Energy - BESS: +52% di capacità in Italia, cresce l'utility scale
La crescita del mercato storage italiano non è più guidata solo dagli impianti domestici, ma si sta progressivamente spostando verso applicazioni più evolute

L’Italia è, insieme alla Germania, il più importante mercato europeo per i sistemi di accumulo energetico (BESS). A dirlo è l'associazione Italia Solare, in un'analisi basata sui recenti dati Gaudì – Terna.
Al 30 settembre 2025, la crescita dei sistemi di accumulo in Italia su base annua è pari al +23% se si guarda al numero di impianti, ma vola al +52% in termini di capacità e al +40% in termini di potenza. Secondo l’elaborazione di Italia Solare, alla data in oggetto, risultano connessi 848.814 sistemi di accumulo elettrochimici, per una capacità totale di 17.416 MWh e una potenza totale di 7.068 MW.
Secondo Fabio Zanellini, del gruppo di Lavoro Accumuli e Idrogeno, "nel nostro sistema elettrico si sta completando l’entrata in servizio dei BESS utility scale premiati nel Capacity Market 2024 (il sistema per garantire la copertura del sistema elettrico, ndr), mentre nel 2026 inizieranno ad entrare gli accumuli premiati nel Capacity Market 2026 e poi 2027, e il 2028 sarà l’anno degli impianti Macse (il meccanismo gestito da Terna per l'approvvigionamento di capacità di stoccaggio elettrico su larga scala, ndr), la cui prima asta si è tenuta lo scorso 30 settembre. Il settore utility scale sta quindi crescendo, in parallelo a quello residenziale e commerciale, contribuendo così all’adeguatezza e al bilanciamento del sistema".

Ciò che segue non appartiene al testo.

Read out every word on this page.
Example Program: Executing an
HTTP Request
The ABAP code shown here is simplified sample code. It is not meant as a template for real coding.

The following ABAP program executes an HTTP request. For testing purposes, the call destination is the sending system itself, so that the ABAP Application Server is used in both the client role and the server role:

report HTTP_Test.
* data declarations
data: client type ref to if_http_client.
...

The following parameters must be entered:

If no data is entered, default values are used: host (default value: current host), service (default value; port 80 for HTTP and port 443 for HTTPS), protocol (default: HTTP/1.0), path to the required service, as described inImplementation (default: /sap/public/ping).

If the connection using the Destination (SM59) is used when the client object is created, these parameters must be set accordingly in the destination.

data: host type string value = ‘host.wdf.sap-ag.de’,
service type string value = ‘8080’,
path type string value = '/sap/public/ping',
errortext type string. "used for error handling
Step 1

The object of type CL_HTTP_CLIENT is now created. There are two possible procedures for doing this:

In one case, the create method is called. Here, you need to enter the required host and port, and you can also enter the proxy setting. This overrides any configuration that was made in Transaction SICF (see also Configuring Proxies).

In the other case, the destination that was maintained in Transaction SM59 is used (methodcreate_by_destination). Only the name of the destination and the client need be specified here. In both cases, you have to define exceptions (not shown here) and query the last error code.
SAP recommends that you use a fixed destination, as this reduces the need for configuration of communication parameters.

Sempre al 30 settembre, la capacità cumulata relativa agli accumuli associati a impianti fotovoltaici risulta pari a 10.467 MWh, in aumento del +18% su base annua. Mentre la capacità cumulata relativi agli accumuli stand-alone ha raggiunto i 6.891 MWh (+147%). Questa dinamica, per Italia Solare, "conferma che la crescita del mercato storage italiano non è più guidata solo dagli impianti domestici, ma si sta progressivamente spostando verso applicazioni più evolute e di maggiore impatto sul sistema elettrico".
Energy Spa
Tra le società attive in questo settore e quotate in Borsa c'è Energy, che si posiziona, secondo Websim Corporate Research, "tra i principali operatori nel settore dell’ingegnerizzazione, sviluppo e realizzazione di sistemi di accumulo energetici di elevata capacità e potenza, con un presidio diretto non solo sulla produzione di batterie (celle escluse), ma anche su elettronica, cloud e cybersecurity".
In ottobre, gli analisti hanno confermato la visione positiva sul titolo (BUY), confermando il target price a 1,40 euro per azione, "invariato in virtù della sostanziale conferma delle stime operative".